September's batch of Microsoft security patches was trimmed Friday, as Microsoft announced that a planned update to its SharePoint collaboration software would not be released this month.
The update was to fix an elevation of privilege flaw, which had been rated "important" by Microsoft. This type of flaw can be used to give attackers access to Windows resources that would otherwise be blocked off.
Microsoft, which declined to comment further on the matter, did not say when -- or if -- it would patch the bug. The flaw affects Windows SharePoint Services 3.0 on Windows Server 2003 and Office SharePoint Server 2007.

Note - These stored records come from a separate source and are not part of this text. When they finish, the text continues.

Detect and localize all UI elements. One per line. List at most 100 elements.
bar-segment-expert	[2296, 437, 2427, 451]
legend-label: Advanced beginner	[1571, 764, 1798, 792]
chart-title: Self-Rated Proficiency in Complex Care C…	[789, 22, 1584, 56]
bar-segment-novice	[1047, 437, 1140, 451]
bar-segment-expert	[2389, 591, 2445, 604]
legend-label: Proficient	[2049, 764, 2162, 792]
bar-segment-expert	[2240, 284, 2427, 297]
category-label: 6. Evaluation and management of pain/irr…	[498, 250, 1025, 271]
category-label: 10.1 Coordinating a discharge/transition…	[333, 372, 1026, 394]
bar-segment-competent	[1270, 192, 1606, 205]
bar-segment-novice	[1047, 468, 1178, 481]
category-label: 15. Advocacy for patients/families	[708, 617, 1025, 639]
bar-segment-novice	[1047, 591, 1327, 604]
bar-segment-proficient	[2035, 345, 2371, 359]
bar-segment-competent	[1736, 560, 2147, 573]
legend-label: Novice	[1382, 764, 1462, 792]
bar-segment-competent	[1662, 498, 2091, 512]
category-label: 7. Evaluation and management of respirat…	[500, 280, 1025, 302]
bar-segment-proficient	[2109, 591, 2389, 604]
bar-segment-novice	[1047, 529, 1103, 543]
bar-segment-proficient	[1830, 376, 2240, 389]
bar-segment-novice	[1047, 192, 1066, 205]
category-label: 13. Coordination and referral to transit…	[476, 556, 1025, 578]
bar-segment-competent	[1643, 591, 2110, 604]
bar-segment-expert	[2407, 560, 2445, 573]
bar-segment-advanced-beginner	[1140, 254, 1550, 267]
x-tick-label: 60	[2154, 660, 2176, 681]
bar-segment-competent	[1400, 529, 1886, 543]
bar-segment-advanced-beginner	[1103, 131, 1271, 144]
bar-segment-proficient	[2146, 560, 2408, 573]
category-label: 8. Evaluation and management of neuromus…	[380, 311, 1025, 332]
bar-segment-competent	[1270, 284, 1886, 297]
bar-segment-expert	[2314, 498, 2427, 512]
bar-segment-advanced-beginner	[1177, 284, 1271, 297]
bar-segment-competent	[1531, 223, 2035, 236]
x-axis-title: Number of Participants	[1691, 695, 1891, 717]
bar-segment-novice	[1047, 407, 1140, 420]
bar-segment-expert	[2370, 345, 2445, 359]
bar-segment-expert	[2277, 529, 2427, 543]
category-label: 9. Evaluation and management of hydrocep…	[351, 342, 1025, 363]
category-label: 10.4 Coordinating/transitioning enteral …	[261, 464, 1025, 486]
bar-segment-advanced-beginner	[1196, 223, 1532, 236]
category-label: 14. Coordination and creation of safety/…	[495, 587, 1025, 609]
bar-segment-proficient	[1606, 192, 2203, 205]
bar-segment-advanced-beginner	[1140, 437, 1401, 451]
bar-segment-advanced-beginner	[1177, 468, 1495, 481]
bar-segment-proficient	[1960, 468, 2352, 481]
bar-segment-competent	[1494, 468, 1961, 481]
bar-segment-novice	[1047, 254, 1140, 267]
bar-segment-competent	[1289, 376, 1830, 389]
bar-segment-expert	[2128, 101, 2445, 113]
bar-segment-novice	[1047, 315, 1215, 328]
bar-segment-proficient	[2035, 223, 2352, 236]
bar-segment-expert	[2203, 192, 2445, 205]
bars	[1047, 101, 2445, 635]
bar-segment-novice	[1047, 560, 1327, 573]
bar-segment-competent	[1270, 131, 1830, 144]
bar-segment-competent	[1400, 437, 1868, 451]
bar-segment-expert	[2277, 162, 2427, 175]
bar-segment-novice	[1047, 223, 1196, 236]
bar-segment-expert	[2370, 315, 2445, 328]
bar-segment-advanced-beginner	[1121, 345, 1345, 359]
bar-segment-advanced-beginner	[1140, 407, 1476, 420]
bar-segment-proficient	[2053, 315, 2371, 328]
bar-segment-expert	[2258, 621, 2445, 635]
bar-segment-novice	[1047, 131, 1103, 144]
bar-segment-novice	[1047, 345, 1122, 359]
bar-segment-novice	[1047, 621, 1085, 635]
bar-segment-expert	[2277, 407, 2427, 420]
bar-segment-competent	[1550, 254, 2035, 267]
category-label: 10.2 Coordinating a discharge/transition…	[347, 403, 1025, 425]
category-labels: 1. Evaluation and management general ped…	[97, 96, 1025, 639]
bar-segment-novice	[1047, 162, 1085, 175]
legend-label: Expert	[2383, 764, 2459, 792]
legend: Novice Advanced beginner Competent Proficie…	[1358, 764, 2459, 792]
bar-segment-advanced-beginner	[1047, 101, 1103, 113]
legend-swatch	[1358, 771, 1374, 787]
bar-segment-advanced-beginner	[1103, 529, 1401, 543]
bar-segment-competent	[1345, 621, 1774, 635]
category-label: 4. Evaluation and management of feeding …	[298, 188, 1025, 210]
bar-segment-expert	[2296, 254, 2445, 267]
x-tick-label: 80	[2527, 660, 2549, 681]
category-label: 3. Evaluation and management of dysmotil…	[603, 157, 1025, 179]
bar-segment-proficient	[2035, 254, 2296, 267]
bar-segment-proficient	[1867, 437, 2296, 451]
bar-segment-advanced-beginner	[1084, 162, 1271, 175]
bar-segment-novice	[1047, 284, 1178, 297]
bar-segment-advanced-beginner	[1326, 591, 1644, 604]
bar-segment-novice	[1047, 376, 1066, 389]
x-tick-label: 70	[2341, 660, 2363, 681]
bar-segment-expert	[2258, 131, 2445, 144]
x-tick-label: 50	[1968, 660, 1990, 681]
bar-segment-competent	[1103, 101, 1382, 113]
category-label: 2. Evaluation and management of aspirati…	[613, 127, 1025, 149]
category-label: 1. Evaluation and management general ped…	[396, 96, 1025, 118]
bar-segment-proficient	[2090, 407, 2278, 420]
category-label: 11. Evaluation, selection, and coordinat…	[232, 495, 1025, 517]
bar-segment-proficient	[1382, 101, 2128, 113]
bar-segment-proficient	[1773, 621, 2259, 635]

The company also wouldn't say why it had suddenly decided to pull the patch, but it is not unheard of for Microsoft to pull an update at the last minute because of quality concerns. Microsoft's security updates go through a rigorous testing process to ensure that they don't harm other Windows programs.
According to security vendor McAfee the delay may give attackers another month to exploit a known SharePoint vulnerability. "There is a yet-to-be patched SharePoint vulnerability that was made public in May this year," the company said in a statement. "The assumption was that Microsoft was going to patch it next week. Now that they have pulled this bulletin, the next possible release date as part of the regular patch cycle is October's Patch Tuesday."
McAfee has not seen any attacks that exploit the flaw in question, however.
Microsoft is still on track to deliver the remaining four security updates next Tuesday. Those patches include a critical update for Windows 2000, as well as important patches for Visual Studio, Windows Services for Unix, and the Windows Live and MSN Messenger software.
Microsoft's subsequent round of security updates are expected on Tuesday Oct. 9.